Edición Médica

Miércoles, 29 de enero de 2020
00:53
Avances
NUEVAS TÉCNICAS
Primeros resultados positivos de la manipulación del ADN en una enfermedad genética
Teóricamente el tratamiento experimental funcionó
Viernes, 27 de diciembre de 2019, a las 13:01

Victoria Gray, paciente curada.


Redacción. Quito
La más simple y mucho más económica técnica de edición genética Crispr, que se dio a conocer en 2012, ha democratizado la manipulación de genes en el laboratorio y abrió nuevas posibilidades terapéuticas este 2019.
 
La vida de una mujer de 34 años cambió radicalmente gracias a un tratamiento que modificó su genoma. Victoria Gray, quien padecía drepanocitosis, una malformación de los glóbulos rojos que produce anemias y otros síntomas severos, recibió nuevas células gracias a la edición genética.
 
La mujer se ha sometido a un tratamiento experimental que duró semanas. Durante ese tiempo le extrajeron sangre antes de retirarle células responsables del origen de su mal: las células madre que se encuentran en la médula ósea y producen los glóbulos rojos, que en su caso tienen la forma de hoz característica de su enfermedad.
 
Esas células madre fueron luego enviadas a un laboratorio en Escocia, donde se modificaron genéticamente con una nueva herramienta llamada Crispr/Cas9, a la que algunos se refieren con el apodo de "tijeras moleculares".
 
A continuación se le volvieron a inyectar las células modificadas, que regresaron a su lugar de origen en la médula ósea. Luego de un mes, Gray comenzó a producir glóbulos rojos normales, con forma de disco bicóncavo.
 
Aún se desconoce si esta será una solución duradera pero, en teoría, ella está curada de por vida.
 
"Se trata de un solo paciente, son resultados primarios", ha dicho su médico, Haydar Frangoul, del Instituto de Investigación Oncológica Sarah Cannon, en Nashville. "Tenemos que ver cómo resulta en otros pacientes, pero estos resultados son realmente emocionantes".
 
Otro caso
 
En Alemania, una mujer de 19 años recibió con éxito el mismo tratamiento para otra enfermedad sanguínea, la beta talasemia, y ya no necesita de las 16 transfusiones por año que solía recibir.
 
Las modificaciones del ADN de organismos vivos no son ninguna novedad, se realizan desde hace décadas.

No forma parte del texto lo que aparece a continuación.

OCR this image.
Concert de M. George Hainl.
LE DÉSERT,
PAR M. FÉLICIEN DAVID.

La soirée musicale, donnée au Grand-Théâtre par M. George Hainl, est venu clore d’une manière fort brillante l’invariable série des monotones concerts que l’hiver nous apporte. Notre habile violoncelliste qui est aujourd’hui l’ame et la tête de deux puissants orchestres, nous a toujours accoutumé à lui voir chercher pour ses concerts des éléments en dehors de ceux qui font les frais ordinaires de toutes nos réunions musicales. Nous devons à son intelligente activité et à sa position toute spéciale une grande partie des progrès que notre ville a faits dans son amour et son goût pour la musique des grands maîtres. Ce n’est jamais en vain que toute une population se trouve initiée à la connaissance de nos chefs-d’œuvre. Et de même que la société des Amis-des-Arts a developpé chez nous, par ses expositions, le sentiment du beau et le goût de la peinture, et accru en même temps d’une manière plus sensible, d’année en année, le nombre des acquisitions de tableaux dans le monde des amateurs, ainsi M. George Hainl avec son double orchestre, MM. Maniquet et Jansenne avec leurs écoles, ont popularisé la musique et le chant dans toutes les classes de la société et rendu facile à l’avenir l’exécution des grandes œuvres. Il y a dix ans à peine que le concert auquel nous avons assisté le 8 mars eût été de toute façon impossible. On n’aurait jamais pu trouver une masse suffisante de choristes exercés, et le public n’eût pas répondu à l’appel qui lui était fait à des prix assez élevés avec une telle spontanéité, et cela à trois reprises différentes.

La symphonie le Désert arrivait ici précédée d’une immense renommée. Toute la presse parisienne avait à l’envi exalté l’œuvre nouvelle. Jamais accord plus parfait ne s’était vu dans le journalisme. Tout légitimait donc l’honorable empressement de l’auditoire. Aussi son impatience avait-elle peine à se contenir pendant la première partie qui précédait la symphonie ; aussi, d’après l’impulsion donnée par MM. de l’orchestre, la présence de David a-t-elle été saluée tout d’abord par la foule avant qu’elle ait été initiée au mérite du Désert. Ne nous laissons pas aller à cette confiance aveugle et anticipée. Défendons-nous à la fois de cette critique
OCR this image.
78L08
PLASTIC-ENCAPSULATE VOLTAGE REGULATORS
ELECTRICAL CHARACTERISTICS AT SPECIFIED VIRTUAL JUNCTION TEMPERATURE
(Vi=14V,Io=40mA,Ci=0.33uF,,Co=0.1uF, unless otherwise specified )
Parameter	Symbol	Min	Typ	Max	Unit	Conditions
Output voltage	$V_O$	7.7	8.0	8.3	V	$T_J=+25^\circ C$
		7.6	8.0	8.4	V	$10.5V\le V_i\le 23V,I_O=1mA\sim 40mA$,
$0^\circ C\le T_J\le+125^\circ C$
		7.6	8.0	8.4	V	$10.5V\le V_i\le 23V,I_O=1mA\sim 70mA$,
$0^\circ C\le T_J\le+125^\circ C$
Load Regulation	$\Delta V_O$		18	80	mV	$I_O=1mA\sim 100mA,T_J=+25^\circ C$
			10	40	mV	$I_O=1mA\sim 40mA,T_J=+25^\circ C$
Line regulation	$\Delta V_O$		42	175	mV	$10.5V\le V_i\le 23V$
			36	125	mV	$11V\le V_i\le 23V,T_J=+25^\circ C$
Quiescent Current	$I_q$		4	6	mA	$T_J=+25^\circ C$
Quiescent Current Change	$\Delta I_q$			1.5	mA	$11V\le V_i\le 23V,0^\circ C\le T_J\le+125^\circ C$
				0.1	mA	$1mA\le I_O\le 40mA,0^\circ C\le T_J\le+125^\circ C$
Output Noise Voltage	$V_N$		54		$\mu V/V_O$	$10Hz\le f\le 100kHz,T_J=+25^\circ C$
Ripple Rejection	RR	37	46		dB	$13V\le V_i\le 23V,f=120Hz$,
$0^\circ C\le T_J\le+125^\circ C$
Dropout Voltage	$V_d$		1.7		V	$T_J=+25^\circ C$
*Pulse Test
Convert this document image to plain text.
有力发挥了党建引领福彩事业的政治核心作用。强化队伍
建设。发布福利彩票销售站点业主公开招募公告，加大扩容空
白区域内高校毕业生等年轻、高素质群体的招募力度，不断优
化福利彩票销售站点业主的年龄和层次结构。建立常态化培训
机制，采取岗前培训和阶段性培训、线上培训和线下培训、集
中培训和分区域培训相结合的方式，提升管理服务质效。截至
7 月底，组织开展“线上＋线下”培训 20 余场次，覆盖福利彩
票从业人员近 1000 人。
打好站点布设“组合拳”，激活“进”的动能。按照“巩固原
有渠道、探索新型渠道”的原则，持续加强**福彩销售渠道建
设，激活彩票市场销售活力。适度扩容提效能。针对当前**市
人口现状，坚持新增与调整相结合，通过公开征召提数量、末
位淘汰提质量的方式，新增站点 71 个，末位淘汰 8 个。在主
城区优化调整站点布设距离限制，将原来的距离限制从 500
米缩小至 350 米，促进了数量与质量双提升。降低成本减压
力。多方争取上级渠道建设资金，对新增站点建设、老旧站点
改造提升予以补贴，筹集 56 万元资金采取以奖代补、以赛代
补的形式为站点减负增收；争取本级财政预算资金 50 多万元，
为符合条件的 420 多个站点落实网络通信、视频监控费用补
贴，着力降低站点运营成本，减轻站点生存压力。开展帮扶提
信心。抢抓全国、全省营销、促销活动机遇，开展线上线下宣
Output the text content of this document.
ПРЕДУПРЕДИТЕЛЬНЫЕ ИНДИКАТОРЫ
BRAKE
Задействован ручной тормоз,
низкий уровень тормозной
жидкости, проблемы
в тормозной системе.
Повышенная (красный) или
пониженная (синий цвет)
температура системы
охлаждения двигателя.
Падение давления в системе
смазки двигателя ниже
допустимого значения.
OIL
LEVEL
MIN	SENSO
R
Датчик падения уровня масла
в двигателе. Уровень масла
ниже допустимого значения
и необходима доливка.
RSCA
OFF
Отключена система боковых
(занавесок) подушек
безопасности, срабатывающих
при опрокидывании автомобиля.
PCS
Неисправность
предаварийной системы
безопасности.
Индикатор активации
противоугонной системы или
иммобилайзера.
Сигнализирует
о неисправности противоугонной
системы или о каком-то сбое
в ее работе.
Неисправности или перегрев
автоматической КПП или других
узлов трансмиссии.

Prueba de ello son el maíz o el salmón OGM (sigla de "organismos genéticamente modificados").
 
Incluso se ha probado en humanos, con ensayos clínicos para tratar estas mismas enfermedades y otras, aplicando técnicas más antiguas de edición genética.
 
También porque es fácil de aplicar y accesible hasta para un pequeño laboratorio, Crispr ha vuelto a azuzar los miedos de las consecuencias de jugar con el ADN de los seres vivos. Crispr es una revolución, pero aún se encuentra en fase experimental.
 
En este 2019 la terapia genética se convirtió en una realidad, lo que marca un punto de inflexión histórico en una aventura que comenzó hace 30 años.
 
Por primera vez, la comercialización de este tipo de tratamientos ha recibido luz verde en Estados Unidos para una enfermedad neuromuscular, y en la Unión Europea para una afección de la sangre.